Correction. The total bill for Fingers' send-off gift was more than €21,000 after benefit-in-kind tax paid to the Revenue. Who, why, how, where on earth would that sort of money be deemed appropriate as a retirement gift?It gives you an insight into the sheer brass-necked, culture that the Nationwide institution was festering in.
Look at the timeline, no pun intended. Michael Fingleton presided over a disastrous and reckless lending policy at the institution. It lost €2.4bn in 2009. He left at the end of April that year. The watch was bought earlier in the month. The previous year, 2008, Mr Fingleton was given a controversial bonus worth €600,000, after the bank was bailed out by you and me; the taxpayer.
So someone thought it was fair enough to go on a spending spree in Paul Sheeran's when austerity budgets meant less money for those most in need.
Who had that little brainwave? Six months after the bank was rescued by you and me, someone, somewhere, signed off on a luxury watch that even a wealthy rapper might think was over the top.
He has yet to honour his pledge to return his tidy bonus. Really though, what chance is there of Fingers returning a watch worth a mere €11,500 if he hasn't returned that handout?
The Celtic Tiger is now a mangey moggy. Michael was at the helm of an institution partly to blame for it all turning sour. You're a disgrace Michael and needed a slap on the wrist, not a luxury watch.

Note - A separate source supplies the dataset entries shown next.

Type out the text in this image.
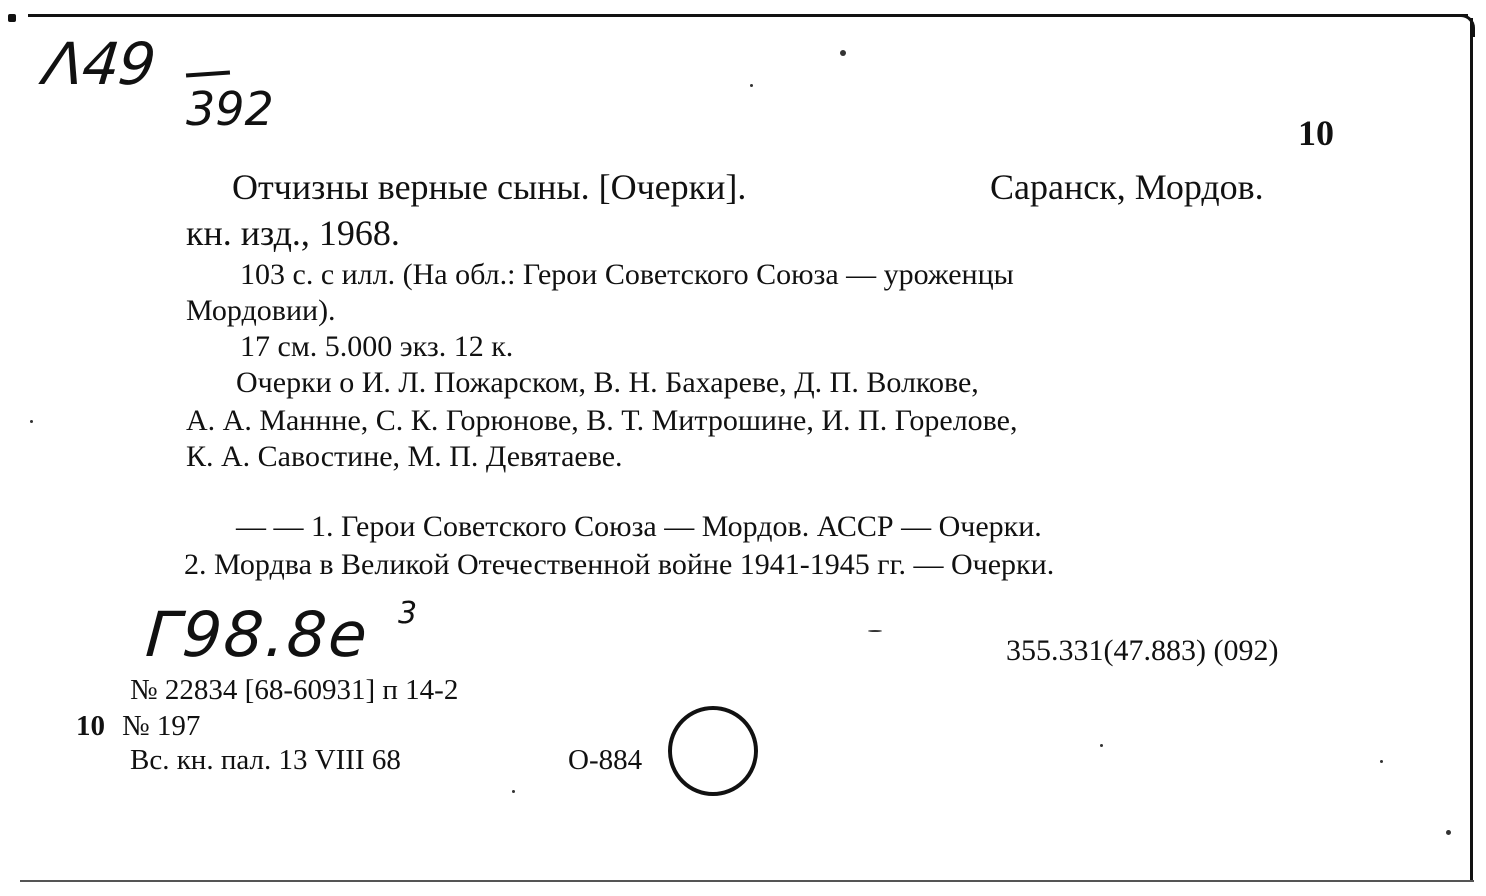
Λ49
392	10
Отчизны верные сыны. [Очерки].	Саранск, Мордов.
кн. изд., 1968.
103 с. с илл. (На обл.: Герои Советского Союза — уроженцы
Мордовии).
17 см. 5.000 экз. 12 к.
Очерки о И. Л. Пожарском, В. Н. Бахареве, Д. П. Волкове,
А. А. Маннне, С. К. Горюнове, В. Т. Митрошине, И. П. Горелове,
К. А. Савостине, М. П. Девятаеве.
— — 1. Герои Советского Союза — Мордов. АССР — Очерки.
2. Мордва в Великой Отечественной войне 1941-1945 гг. — Очерки.
Г98.8е 3
355.331(47.883) (092)
№ 22834 [68-60931] п 14-2
10 № 197
Вс. кн. пал. 13 VIII 68	О-884
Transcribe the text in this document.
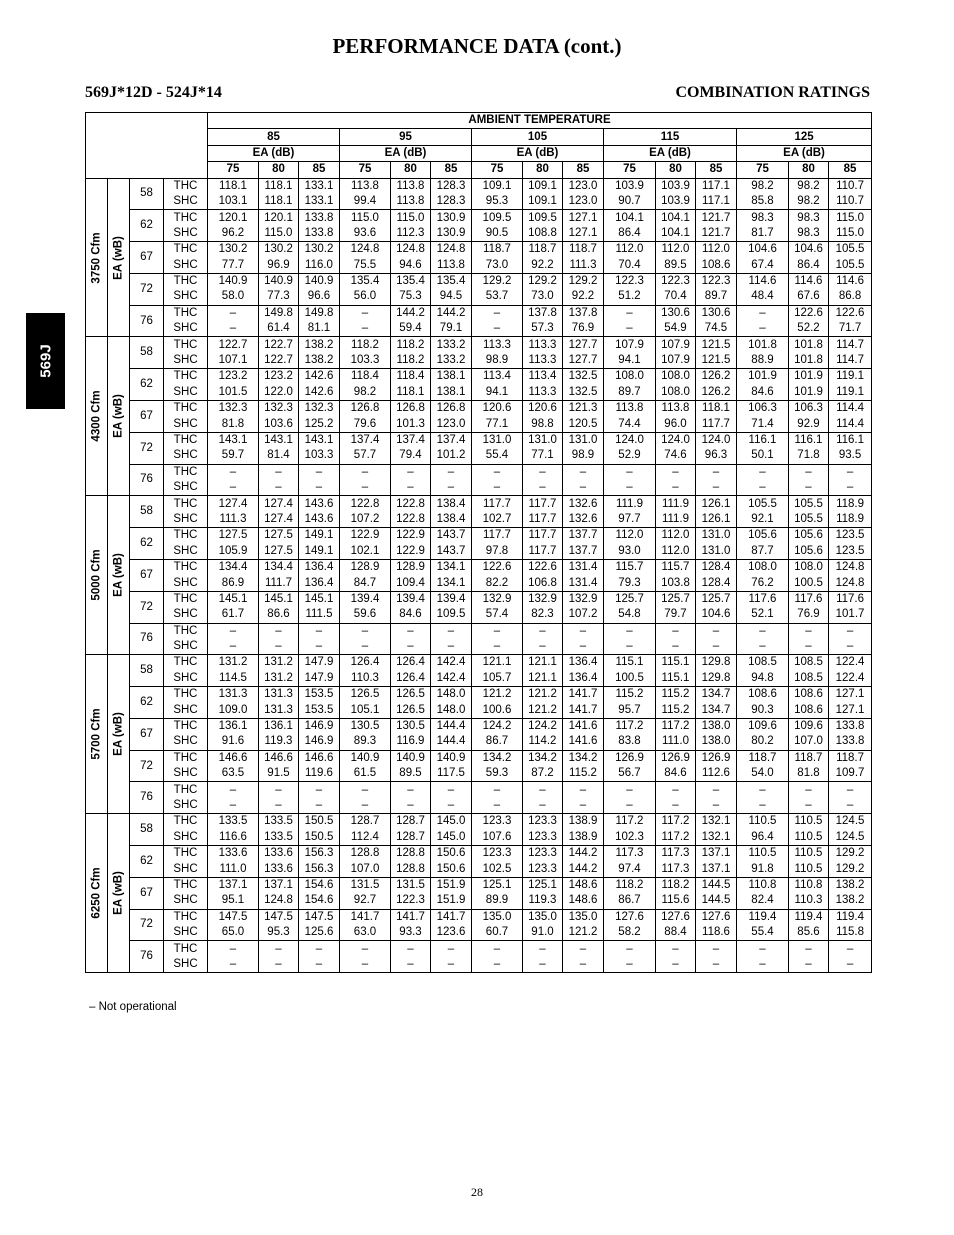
PERFORMANCE DATA (cont.)
569J*12D - 524J*14	COMBINATION RATINGS
569J
				AMBIENT TEMPERATURE														
				85			95			105			115			125		
				EA (dB)			EA (dB)			EA (dB)			EA (dB)			EA (dB)		
				75	80	85	75	80	85	75	80	85	75	80	85	75	80	85

3750 Cfm	EA (wB)	58	THC	118.1	118.1	133.1	113.8	113.8	128.3	109.1	109.1	123.0	103.9	103.9	117.1	98.2	98.2	110.7
			SHC	103.1	118.1	133.1	99.4	113.8	128.3	95.3	109.1	123.0	90.7	103.9	117.1	85.8	98.2	110.7
		62	THC	120.1	120.1	133.8	115.0	115.0	130.9	109.5	109.5	127.1	104.1	104.1	121.7	98.3	98.3	115.0
			SHC	96.2	115.0	133.8	93.6	112.3	130.9	90.5	108.8	127.1	86.4	104.1	121.7	81.7	98.3	115.0
		67	THC	130.2	130.2	130.2	124.8	124.8	124.8	118.7	118.7	118.7	112.0	112.0	112.0	104.6	104.6	105.5
			SHC	77.7	96.9	116.0	75.5	94.6	113.8	73.0	92.2	111.3	70.4	89.5	108.6	67.4	86.4	105.5
		72	THC	140.9	140.9	140.9	135.4	135.4	135.4	129.2	129.2	129.2	122.3	122.3	122.3	114.6	114.6	114.6
			SHC	58.0	77.3	96.6	56.0	75.3	94.5	53.7	73.0	92.2	51.2	70.4	89.7	48.4	67.6	86.8
		76	THC	–	149.8	149.8	–	144.2	144.2	–	137.8	137.8	–	130.6	130.6	–	122.6	122.6
			SHC	–	61.4	81.1	–	59.4	79.1	–	57.3	76.9	–	54.9	74.5	–	52.2	71.7

4300 Cfm	EA (wB)	58	THC	122.7	122.7	138.2	118.2	118.2	133.2	113.3	113.3	127.7	107.9	107.9	121.5	101.8	101.8	114.7
			SHC	107.1	122.7	138.2	103.3	118.2	133.2	98.9	113.3	127.7	94.1	107.9	121.5	88.9	101.8	114.7
		62	THC	123.2	123.2	142.6	118.4	118.4	138.1	113.4	113.4	132.5	108.0	108.0	126.2	101.9	101.9	119.1
			SHC	101.5	122.0	142.6	98.2	118.1	138.1	94.1	113.3	132.5	89.7	108.0	126.2	84.6	101.9	119.1
		67	THC	132.3	132.3	132.3	126.8	126.8	126.8	120.6	120.6	121.3	113.8	113.8	118.1	106.3	106.3	114.4
			SHC	81.8	103.6	125.2	79.6	101.3	123.0	77.1	98.8	120.5	74.4	96.0	117.7	71.4	92.9	114.4
		72	THC	143.1	143.1	143.1	137.4	137.4	137.4	131.0	131.0	131.0	124.0	124.0	124.0	116.1	116.1	116.1
			SHC	59.7	81.4	103.3	57.7	79.4	101.2	55.4	77.1	98.9	52.9	74.6	96.3	50.1	71.8	93.5
		76	THC	–	–	–	–	–	–	–	–	–	–	–	–	–	–	–
			SHC	–	–	–	–	–	–	–	–	–	–	–	–	–	–	–

5000 Cfm	EA (wB)	58	THC	127.4	127.4	143.6	122.8	122.8	138.4	117.7	117.7	132.6	111.9	111.9	126.1	105.5	105.5	118.9
			SHC	111.3	127.4	143.6	107.2	122.8	138.4	102.7	117.7	132.6	97.7	111.9	126.1	92.1	105.5	118.9
		62	THC	127.5	127.5	149.1	122.9	122.9	143.7	117.7	117.7	137.7	112.0	112.0	131.0	105.6	105.6	123.5
			SHC	105.9	127.5	149.1	102.1	122.9	143.7	97.8	117.7	137.7	93.0	112.0	131.0	87.7	105.6	123.5
		67	THC	134.4	134.4	136.4	128.9	128.9	134.1	122.6	122.6	131.4	115.7	115.7	128.4	108.0	108.0	124.8
			SHC	86.9	111.7	136.4	84.7	109.4	134.1	82.2	106.8	131.4	79.3	103.8	128.4	76.2	100.5	124.8
		72	THC	145.1	145.1	145.1	139.4	139.4	139.4	132.9	132.9	132.9	125.7	125.7	125.7	117.6	117.6	117.6
			SHC	61.7	86.6	111.5	59.6	84.6	109.5	57.4	82.3	107.2	54.8	79.7	104.6	52.1	76.9	101.7
		76	THC	–	–	–	–	–	–	–	–	–	–	–	–	–	–	–
			SHC	–	–	–	–	–	–	–	–	–	–	–	–	–	–	–

5700 Cfm	EA (wB)	58	THC	131.2	131.2	147.9	126.4	126.4	142.4	121.1	121.1	136.4	115.1	115.1	129.8	108.5	108.5	122.4
			SHC	114.5	131.2	147.9	110.3	126.4	142.4	105.7	121.1	136.4	100.5	115.1	129.8	94.8	108.5	122.4
		62	THC	131.3	131.3	153.5	126.5	126.5	148.0	121.2	121.2	141.7	115.2	115.2	134.7	108.6	108.6	127.1
			SHC	109.0	131.3	153.5	105.1	126.5	148.0	100.6	121.2	141.7	95.7	115.2	134.7	90.3	108.6	127.1
		67	THC	136.1	136.1	146.9	130.5	130.5	144.4	124.2	124.2	141.6	117.2	117.2	138.0	109.6	109.6	133.8
			SHC	91.6	119.3	146.9	89.3	116.9	144.4	86.7	114.2	141.6	83.8	111.0	138.0	80.2	107.0	133.8
		72	THC	146.6	146.6	146.6	140.9	140.9	140.9	134.2	134.2	134.2	126.9	126.9	126.9	118.7	118.7	118.7
			SHC	63.5	91.5	119.6	61.5	89.5	117.5	59.3	87.2	115.2	56.7	84.6	112.6	54.0	81.8	109.7
		76	THC	–	–	–	–	–	–	–	–	–	–	–	–	–	–	–
			SHC	–	–	–	–	–	–	–	–	–	–	–	–	–	–	–

6250 Cfm	EA (wB)	58	THC	133.5	133.5	150.5	128.7	128.7	145.0	123.3	123.3	138.9	117.2	117.2	132.1	110.5	110.5	124.5
			SHC	116.6	133.5	150.5	112.4	128.7	145.0	107.6	123.3	138.9	102.3	117.2	132.1	96.4	110.5	124.5
		62	THC	133.6	133.6	156.3	128.8	128.8	150.6	123.3	123.3	144.2	117.3	117.3	137.1	110.5	110.5	129.2
			SHC	111.0	133.6	156.3	107.0	128.8	150.6	102.5	123.3	144.2	97.4	117.3	137.1	91.8	110.5	129.2
		67	THC	137.1	137.1	154.6	131.5	131.5	151.9	125.1	125.1	148.6	118.2	118.2	144.5	110.8	110.8	138.2
			SHC	95.1	124.8	154.6	92.7	122.3	151.9	89.9	119.3	148.6	86.7	115.6	144.5	82.4	110.3	138.2
		72	THC	147.5	147.5	147.5	141.7	141.7	141.7	135.0	135.0	135.0	127.6	127.6	127.6	119.4	119.4	119.4
			SHC	65.0	95.3	125.6	63.0	93.3	123.6	60.7	91.0	121.2	58.2	88.4	118.6	55.4	85.6	115.8
		76	THC	–	–	–	–	–	–	–	–	–	–	–	–	–	–	–
			SHC	–	–	–	–	–	–	–	–	–	–	–	–	–	–	–
– Not operational
28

It would not have wound us up so much.
Dana may turn race to Aras into a celebrity reality show. Great. Just what we need
A FAILED previous presidential bid, opposition to abortion, divorce and contraception, the Eurovision song contest, a judge on a reality TV show: all kinds of everything remind me of you, Dana.

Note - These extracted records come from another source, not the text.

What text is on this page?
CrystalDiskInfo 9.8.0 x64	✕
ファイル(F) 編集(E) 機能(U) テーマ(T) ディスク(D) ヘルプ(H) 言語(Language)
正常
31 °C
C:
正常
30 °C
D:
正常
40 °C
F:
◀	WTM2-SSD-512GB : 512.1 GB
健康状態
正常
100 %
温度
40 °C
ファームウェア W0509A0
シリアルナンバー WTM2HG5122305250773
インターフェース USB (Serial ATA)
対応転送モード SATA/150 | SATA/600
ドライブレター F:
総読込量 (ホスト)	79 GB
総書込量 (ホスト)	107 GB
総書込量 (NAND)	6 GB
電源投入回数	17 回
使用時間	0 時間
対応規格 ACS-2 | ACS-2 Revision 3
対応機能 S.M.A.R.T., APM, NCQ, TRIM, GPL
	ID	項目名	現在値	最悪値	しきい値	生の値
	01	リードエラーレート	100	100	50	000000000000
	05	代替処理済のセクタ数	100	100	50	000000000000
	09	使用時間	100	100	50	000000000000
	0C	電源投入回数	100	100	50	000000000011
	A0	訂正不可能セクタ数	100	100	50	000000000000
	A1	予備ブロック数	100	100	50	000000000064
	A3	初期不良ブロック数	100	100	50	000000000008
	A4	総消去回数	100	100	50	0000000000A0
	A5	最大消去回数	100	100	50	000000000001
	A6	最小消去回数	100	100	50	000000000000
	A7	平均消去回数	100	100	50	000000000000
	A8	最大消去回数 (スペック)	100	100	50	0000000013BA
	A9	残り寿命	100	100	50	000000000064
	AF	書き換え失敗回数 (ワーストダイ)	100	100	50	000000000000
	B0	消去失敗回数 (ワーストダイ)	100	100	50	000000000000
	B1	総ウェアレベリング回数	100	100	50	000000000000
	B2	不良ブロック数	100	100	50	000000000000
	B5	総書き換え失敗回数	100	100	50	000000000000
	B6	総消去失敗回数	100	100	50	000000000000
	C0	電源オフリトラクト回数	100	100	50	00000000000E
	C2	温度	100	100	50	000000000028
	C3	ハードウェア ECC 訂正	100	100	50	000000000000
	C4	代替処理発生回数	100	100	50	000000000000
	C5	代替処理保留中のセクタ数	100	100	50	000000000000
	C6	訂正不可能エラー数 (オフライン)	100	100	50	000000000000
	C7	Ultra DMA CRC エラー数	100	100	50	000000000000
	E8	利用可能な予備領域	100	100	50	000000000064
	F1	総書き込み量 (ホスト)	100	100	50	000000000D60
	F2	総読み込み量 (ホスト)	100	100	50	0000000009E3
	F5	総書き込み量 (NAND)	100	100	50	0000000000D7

The prospect of the one-time warbler turned Christian candidate entering the presidential race again has hardly frightened the campaign horses of Mary Davis and Michael D.
Collar
In fact they're probably rubbing their hands together. Though Gay Mitchell's people might be getting a little hot under the collar with the prospect of his potential votes going to Dana. (He's a member of the European Catholic group Dignitatis Humanae Institute and defended an Italian MEP's remarks when he referred to homosexuality as a sin).
It's a strange one now, however, given the timing. Surely Dana cannot expect to pick up the votes of erstwhile liberal David Norris supporters. They're likely curled up at home crying at the thought that someone they regard as a creeping Jesus or rather a fully fledged, walking, talking Catholic Conservative might get on the ballot paper. And there can hardly be a groundswell of support for the Church in this country right now, post-Cloyne Report.
Weight
Where would she get her nominations? I can't see the likes of TDs Luke Ming Flanagan and Richard Boyd Barrett throwing their weight behind someone who's campaigned on such a Conservative platform.

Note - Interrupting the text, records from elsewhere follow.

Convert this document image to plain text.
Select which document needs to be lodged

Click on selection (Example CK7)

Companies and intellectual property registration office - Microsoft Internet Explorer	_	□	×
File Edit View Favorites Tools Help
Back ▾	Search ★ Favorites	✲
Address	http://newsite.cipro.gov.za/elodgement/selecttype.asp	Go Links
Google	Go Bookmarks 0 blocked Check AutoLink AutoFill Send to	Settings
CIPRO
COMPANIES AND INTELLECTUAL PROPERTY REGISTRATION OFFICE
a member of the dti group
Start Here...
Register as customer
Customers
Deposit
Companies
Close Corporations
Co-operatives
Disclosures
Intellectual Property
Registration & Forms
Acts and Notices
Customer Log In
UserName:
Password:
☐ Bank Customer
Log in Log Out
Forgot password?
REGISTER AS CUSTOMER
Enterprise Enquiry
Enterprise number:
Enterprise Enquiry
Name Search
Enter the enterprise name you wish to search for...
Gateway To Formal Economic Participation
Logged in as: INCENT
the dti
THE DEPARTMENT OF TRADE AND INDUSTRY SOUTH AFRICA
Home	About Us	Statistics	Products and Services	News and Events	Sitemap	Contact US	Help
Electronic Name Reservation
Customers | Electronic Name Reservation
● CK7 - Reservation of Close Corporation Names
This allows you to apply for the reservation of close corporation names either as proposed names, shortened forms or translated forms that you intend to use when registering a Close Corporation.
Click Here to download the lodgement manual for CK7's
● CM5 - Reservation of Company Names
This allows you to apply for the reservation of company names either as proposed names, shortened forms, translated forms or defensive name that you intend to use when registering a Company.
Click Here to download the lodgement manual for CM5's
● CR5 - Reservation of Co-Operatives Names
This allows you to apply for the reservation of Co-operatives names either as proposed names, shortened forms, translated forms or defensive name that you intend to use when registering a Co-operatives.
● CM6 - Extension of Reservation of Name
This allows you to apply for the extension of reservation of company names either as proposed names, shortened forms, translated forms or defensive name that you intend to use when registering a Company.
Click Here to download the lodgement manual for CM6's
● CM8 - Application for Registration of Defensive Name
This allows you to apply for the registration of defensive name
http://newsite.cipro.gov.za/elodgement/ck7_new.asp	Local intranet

There is a Facebook page called Dana for President. At the time of writing there are just 58 online fans. The founder says he/she hopes the page "gains momentum and that we will see Dana on the ballad (sic) paper come October". An excellent malapropism. Or is the founder trying to remind us subliminally that at least she might hold a tune at official gigs in the Park.
Celebrity candidate? It's hard to define Dana. Yes, she's been a politician -- MEP for Connaught/Ulster from 1999 to 2004. And she clocked up 14pc of the vote during that failed previous run at the Aras.
These days Dana is better known for telling little chaps and lassies from rural parts of the country how delightful their voices are. Dignity is something most of us want from our president, Dana. Is taking part in reality talent TV shows worthy of the role of future president? You've got to admire her self-belief, though. She hasn't been put off by the country saying 'no' to her previous bid.
Maybe she took David Norris's speech to heart. The senator quoted Beckett: "Ever tried. Ever failed. No matter. Try again. Fail again. Fail better."
Sean Gallagher and now Dana? Celeb Big Brother move over. There's a TV3 show in this race. "I'm a celebrity candidate, get me to the Aras."